From the time I was a young boy, my parents taught me how important it was to always tell the truth. I have instilled this in my daughter, as well. Being open and honest is imperative to a good relationship. In fact, in my mind, this may be the most important thing to teach… Always do the right thing and do not lie. Even if you do something bad, honesty is the way to go. A lie on top of a lie or a bad deed almost always does not work out or improve the situation… Usually it makes it that much worse, and who knows where those lies put us in the world to come.
And yet… there is a whole article on Chabad.org that outlines when a white lie is permissible. The list seems limited and clear and makes it obvious that it is a very, very rare occasion where lying is for the good. If it is to serve oneself, then it is almost always NOT for the good…I Wrestle With Jacob
I have always struggled with the story of Jacob “where he disguised himself as his older brother Esau so that he could successfully receive the blessings that his father Isaac had intended to give to Esau—despite the fact that Jacob was a spiritual giant and the paradigm of truthfulness.” I have a much clearer understanding of this now, but still, it is something I still discuss with my Rabbis and teachers.
And the people I am thinking about… AIN’T NO JACOB!
People lie for all kinds of reasons. People believe lies for all kinds of reasons. If we normalize this behavior, we are walking a very fine line and path, and one that I think will lead us to disaster.
The Chabad article is rather profound when it says: “It is evident from the Talmud that being careful to only speak truthfully is a segulah (spiritually propitious activity) that allows one to complete the years allotted to him by G‑d.
The Talmud says that there are four groups of people that do not merit to greet the Divine presence. One of them is liars. This punishment is measure for measure: through lying they demonstrated that they sought to find favor in the eyes of men and in doing so, ignored the presence of the omniscient Almighty. Therefore, they do not merit to be in His presence.”

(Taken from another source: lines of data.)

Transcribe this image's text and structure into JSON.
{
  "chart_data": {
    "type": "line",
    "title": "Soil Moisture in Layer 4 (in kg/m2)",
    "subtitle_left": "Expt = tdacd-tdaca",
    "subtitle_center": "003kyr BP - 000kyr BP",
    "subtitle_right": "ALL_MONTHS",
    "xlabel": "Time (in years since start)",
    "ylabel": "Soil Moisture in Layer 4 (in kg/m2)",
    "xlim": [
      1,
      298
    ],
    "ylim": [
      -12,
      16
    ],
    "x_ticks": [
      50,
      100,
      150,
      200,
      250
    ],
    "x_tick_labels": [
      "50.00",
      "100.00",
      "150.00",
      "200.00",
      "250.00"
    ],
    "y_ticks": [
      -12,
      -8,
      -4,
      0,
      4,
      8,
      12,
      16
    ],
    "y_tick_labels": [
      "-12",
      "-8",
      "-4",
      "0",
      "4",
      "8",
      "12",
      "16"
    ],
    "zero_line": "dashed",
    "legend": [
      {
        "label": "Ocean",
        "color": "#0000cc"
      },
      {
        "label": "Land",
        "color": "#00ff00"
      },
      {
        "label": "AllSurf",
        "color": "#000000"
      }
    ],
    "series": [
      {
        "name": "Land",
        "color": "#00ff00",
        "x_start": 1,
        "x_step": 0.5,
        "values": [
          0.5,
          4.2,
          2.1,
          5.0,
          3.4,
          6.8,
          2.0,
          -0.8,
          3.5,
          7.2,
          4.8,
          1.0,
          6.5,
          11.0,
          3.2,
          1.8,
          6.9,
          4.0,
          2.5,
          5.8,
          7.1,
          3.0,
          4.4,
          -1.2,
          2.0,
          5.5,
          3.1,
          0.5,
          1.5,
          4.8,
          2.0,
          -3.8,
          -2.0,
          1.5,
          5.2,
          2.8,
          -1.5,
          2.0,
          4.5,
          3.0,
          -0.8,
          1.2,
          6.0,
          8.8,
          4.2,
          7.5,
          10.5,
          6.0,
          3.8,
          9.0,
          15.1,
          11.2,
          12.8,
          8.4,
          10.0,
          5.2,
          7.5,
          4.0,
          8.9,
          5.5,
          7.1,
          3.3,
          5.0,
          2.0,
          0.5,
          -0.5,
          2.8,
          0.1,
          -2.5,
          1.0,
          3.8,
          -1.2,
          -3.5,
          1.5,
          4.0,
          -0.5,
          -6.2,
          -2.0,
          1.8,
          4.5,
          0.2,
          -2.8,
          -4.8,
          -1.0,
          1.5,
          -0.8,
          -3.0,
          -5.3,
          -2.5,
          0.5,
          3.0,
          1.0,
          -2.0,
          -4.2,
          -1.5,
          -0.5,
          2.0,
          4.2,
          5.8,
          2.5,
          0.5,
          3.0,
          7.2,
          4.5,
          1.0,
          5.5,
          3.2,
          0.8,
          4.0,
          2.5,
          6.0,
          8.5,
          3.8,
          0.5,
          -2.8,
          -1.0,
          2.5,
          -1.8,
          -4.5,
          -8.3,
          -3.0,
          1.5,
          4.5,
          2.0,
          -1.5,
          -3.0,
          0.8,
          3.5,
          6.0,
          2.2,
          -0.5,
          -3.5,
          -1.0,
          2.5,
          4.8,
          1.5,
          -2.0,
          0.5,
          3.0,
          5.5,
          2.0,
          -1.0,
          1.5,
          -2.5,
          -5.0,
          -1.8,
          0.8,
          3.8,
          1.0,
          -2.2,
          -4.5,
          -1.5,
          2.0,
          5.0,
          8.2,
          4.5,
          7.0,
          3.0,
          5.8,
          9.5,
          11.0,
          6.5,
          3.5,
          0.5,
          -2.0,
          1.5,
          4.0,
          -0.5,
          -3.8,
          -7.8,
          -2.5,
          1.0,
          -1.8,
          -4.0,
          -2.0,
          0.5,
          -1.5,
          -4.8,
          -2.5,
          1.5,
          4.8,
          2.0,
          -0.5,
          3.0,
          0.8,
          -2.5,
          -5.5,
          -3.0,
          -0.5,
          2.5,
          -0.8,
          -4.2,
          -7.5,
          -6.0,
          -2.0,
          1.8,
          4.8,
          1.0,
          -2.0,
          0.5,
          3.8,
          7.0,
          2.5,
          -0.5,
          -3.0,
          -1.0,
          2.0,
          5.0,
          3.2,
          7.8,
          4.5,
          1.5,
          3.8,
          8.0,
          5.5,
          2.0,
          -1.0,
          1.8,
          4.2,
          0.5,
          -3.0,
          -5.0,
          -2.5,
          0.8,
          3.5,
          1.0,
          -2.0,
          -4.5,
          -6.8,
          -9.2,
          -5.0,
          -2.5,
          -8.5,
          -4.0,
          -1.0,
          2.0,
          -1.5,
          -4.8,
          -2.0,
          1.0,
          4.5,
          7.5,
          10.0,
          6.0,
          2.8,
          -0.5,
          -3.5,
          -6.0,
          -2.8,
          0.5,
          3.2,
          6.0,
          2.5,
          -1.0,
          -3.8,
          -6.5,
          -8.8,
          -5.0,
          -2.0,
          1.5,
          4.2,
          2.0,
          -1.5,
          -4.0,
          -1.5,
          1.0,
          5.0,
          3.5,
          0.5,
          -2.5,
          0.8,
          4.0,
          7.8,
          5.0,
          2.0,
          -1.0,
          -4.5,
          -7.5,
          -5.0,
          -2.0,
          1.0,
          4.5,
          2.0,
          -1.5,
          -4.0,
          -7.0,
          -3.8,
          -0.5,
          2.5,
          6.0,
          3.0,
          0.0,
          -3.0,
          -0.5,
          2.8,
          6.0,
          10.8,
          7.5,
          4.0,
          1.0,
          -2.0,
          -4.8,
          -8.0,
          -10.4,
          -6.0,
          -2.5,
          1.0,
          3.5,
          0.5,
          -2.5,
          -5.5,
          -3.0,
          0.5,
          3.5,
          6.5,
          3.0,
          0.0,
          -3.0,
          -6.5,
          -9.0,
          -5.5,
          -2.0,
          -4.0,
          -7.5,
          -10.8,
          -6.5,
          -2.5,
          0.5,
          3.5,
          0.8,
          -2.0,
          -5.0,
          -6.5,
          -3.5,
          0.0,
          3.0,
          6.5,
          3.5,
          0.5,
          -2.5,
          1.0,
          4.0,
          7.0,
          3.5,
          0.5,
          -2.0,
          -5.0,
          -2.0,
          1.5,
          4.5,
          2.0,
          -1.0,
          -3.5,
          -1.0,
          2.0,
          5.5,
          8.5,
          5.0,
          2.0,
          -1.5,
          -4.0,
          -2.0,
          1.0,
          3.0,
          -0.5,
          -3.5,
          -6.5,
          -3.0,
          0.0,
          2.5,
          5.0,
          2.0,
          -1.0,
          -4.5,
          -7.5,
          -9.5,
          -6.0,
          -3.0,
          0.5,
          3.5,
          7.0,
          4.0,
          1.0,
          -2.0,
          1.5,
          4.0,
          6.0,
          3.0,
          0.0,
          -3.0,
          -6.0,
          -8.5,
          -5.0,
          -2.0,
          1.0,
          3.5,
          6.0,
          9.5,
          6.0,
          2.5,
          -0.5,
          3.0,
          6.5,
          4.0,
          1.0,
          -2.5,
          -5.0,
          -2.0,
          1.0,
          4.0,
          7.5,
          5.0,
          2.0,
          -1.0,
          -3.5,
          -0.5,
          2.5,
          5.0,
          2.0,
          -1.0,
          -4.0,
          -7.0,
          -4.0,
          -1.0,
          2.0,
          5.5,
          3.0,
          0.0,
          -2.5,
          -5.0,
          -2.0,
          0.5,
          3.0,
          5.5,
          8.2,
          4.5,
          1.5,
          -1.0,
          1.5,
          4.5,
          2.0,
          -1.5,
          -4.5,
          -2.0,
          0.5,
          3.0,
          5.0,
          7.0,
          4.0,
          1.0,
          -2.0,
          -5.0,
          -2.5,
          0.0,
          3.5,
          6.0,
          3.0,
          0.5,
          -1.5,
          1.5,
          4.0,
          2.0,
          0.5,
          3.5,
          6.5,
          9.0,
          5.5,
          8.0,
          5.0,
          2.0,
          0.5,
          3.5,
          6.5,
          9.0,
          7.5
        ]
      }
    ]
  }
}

The biggest lesson is the famous quote of how staying silent leads to us being left alone with no defenders. As we hear lie after lie after lie, let us not forget our Jewish teachings. We may like certain things and policies, but wouldn’t it be better to attain them in a more honest and forthright manner from people who speak truths and lead with light? And yes, while I am dancing around one particular person, I am someone who will call it out on both sides and wherever I see it… Deceipt is sadly not owned by one person or one “side.” But we need to be able to hold our leaders to, if not a higher standard, at least to a solid standard. We need to be told the truth, and need to strive to always be truthful and honest, with ourselves and with others. And if things are not starting at the top, it is up to us to climb the mountain and change things for the better.